我正在嘗試抓取一個字典網站(這個“http://rjecnik.hr/”),其中包含所有字母中的所有單詞。設法做到了部分。我設法遍歷頁面,但無法實作遍歷每個字母然后將該資訊保存在檔案中。在互聯網上搜索,只是看不到我的問題的解決方案。補充一點,我是編程的大初學者,還在學習東西。可能是我看不到的簡單解決方案。這是代碼,也不是我自己撰寫的代碼,但我可以理解每個部分的作用。
// Browser
const puppeteer = require('puppeteer');
// funkcija se odnosi na puppeteer
(async () => {
// Izvla?enje rije?i sa stranice, pomo?u rekurzije provjerit idu?e stranice.
const izvuciRijeci = async (url) =>
{
// Izvla?enje (Scraping) podataka koje ?elimo. // Scraping data we want.
const page = await browser.newPage()
await page.goto(url)
//console.log(`Scraping: ${url}`); // Debugging
const rijeciNaStranici = await page.evaluate(() => Array.from(document.querySelectorAll('.word')).map((rijeci) => rijeci.innerText.trim())); // Getting the words from a page.
await page.close();
// Provjera idu?e stranice pomo?u rekurzije. // Checkin next page using recursion.
if (rijeciNaStranici.length < 1)
{
// Prekidanje ako nema rije?i. // Stop if no more words.
//console.log (`Terminate recursion on: ${url}`) // Debugging
return rijeciNaStranici
}
else
{
// Dohvati idu?u stranicu na?inom "?page=X 1". // Get next page using "?page=X 1".
const nextPageNumber = parseInt(url.match(/page=(\d )$/)[1], 10) 1;
const nextUrl = `http://rjecnik.hr/?letter=a&page=${nextPageNumber}`;
return rijeciNaStranici.concat(await izvuciRijeci(nextUrl))
}
}
const browser = await puppeteer.launch();
const url = "http://rjecnik.hr/?letter=a&page=1";
const rijec = await izvuciRijeci(url);
// Todo: A?urirati bazu s rije?ima
console.log(rijec);
// Spremanje u datoteku. // Save to file.
const content = rijec.toString();
var fs = require('fs');
fs.writeFile("rijeci.txt", content, function (err){
if (err) {
console.log(err);
} else {
console.log("File saved");
}
});
await browser.close();
})();
uj5u.com熱心網友回復:
如果您覺得此解決方案有用且有幫助,請選擇此解決方案作為正確答案。
首先,您不需要在每次加載新 URL 時打開和關閉頁面。當瀏覽器啟動時,您可以簡單地使用已經打開的頁面。

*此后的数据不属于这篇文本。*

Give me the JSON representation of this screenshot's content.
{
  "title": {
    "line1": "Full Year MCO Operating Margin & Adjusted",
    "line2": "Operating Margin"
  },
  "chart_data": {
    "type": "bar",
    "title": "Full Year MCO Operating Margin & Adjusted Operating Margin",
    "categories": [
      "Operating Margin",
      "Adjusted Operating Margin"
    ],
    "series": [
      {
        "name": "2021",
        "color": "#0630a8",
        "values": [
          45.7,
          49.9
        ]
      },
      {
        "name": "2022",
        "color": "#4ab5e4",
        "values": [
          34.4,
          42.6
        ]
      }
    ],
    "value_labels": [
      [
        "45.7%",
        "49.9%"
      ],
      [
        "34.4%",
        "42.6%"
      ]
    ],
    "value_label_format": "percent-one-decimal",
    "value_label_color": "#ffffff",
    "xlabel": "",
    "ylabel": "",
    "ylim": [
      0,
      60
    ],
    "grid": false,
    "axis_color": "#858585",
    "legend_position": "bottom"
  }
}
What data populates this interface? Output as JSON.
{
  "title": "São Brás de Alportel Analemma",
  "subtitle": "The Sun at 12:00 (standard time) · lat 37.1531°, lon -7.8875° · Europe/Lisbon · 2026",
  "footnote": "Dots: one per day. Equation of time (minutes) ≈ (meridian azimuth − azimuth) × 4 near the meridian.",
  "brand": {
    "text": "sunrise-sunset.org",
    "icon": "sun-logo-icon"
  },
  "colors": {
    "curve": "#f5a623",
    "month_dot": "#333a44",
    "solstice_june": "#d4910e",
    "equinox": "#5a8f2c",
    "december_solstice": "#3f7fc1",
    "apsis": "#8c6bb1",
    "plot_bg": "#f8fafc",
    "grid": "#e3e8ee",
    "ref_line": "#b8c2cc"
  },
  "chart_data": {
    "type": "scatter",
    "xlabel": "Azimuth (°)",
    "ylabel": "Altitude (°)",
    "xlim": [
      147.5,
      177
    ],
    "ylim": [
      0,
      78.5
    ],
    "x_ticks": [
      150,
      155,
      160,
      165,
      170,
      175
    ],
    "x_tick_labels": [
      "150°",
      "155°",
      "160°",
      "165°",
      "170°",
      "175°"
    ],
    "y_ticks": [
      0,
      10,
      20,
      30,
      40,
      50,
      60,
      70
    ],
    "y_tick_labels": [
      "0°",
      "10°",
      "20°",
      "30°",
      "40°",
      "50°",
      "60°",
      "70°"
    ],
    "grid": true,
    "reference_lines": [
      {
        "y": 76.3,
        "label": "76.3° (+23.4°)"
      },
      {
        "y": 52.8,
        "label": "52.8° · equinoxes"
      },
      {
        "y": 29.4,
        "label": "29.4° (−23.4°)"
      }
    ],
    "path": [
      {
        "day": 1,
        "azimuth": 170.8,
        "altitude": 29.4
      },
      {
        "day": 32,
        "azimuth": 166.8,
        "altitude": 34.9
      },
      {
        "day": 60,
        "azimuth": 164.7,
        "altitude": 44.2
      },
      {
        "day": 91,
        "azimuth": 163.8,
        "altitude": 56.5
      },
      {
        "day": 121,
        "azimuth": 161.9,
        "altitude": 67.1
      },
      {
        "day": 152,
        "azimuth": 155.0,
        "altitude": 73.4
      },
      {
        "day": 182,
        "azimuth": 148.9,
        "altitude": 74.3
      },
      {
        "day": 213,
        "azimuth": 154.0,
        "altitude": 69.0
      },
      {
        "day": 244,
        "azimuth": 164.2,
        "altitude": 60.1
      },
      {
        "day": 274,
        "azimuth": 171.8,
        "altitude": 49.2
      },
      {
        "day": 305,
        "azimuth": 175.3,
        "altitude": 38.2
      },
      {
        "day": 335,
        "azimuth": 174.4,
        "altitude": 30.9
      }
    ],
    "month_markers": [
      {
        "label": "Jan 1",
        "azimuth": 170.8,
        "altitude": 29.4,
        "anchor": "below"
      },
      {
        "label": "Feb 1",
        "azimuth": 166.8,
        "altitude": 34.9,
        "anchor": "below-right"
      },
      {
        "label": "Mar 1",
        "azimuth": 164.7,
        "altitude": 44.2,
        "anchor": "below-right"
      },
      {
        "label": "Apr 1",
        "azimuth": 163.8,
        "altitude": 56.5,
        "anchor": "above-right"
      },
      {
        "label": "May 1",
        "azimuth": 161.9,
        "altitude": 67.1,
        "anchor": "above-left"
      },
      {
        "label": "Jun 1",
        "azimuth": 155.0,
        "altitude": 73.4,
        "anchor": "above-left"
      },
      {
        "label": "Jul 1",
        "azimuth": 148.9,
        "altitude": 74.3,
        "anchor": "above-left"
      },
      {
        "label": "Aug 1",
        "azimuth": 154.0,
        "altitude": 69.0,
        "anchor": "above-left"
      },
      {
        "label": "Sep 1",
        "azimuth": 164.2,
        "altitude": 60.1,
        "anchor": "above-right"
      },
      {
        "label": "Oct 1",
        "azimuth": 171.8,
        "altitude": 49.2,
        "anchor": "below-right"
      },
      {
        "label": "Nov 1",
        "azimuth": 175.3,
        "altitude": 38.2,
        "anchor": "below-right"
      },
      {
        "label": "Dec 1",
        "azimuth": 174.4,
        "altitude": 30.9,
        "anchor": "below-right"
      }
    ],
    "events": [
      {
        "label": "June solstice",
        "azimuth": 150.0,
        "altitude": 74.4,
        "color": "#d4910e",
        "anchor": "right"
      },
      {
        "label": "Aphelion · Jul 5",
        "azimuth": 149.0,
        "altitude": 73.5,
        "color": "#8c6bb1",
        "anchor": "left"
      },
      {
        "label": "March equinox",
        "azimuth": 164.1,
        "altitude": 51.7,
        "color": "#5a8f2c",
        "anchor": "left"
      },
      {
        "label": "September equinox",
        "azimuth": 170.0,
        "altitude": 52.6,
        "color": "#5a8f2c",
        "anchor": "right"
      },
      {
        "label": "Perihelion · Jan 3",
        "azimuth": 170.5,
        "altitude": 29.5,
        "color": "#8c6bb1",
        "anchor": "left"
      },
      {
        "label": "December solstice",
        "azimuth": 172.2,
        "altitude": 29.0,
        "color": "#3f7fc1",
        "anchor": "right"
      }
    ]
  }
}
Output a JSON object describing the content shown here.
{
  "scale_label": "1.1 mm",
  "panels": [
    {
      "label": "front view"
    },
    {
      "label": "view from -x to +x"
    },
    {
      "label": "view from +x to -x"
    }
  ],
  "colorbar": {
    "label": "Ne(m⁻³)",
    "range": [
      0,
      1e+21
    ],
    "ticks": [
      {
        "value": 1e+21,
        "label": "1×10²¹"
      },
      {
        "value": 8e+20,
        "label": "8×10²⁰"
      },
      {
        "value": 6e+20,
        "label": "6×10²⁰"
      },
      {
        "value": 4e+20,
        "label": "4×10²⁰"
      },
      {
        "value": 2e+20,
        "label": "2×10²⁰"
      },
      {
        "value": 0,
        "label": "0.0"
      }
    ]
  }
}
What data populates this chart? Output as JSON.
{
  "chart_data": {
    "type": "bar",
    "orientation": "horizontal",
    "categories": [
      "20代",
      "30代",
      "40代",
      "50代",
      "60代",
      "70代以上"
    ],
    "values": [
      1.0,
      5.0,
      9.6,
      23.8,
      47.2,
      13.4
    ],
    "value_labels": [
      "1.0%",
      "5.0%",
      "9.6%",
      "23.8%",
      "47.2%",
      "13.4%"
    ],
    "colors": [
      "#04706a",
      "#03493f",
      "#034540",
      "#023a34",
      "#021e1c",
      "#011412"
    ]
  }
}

// const page = await page.newPage() // <= this is also not efficient enough
// await page.close() // <= this is unnecessary and way too heavy
// == You can use these method instead
const page = (await browser.pages())[0] // <= this way is lot better and lighter
然后你需要在一個陣列中列出所有可用的字母:
const getLettersArray = async (url) => {
const page = (await browser.pages())[0] // Use the first page already opened, to keep it light
await page.goto(url)
return await page.evaluate(() => Array.from(document.querySelectorAll('.alphabet ul > li')).map(element => element.innerText))
}
然后要定義選定或活動的字母,您可以使用下面的正則運算式進行檢查,(注意:由于字典使用了一些非英語 QWERTY 字符,我已{1.6}在引數中添加)
const letterInUse = url.match(/letter=(.{1,6})&page=(\d )$/)[1] // Get the letter used in the page
我添加了更多方法,因此您可以在下面運行這個完整的功能腳本:
// Browser
const puppeteer = require('puppeteer')
const fs = require('fs')
// funkcija se odnosi na puppeteer
;(async () => {
const getLettersArray = async (url) => {
const page = (await browser.pages())[0] // Use the first page already opened, to keep it light
await page.goto(url)
return await page.evaluate(() => Array.from(document.querySelectorAll('.alphabet ul > li')).map(element => element.innerText))
}
// Izvla?enje rije?i sa stranice, pomo?u rekurzije provjerit idu?e stranice.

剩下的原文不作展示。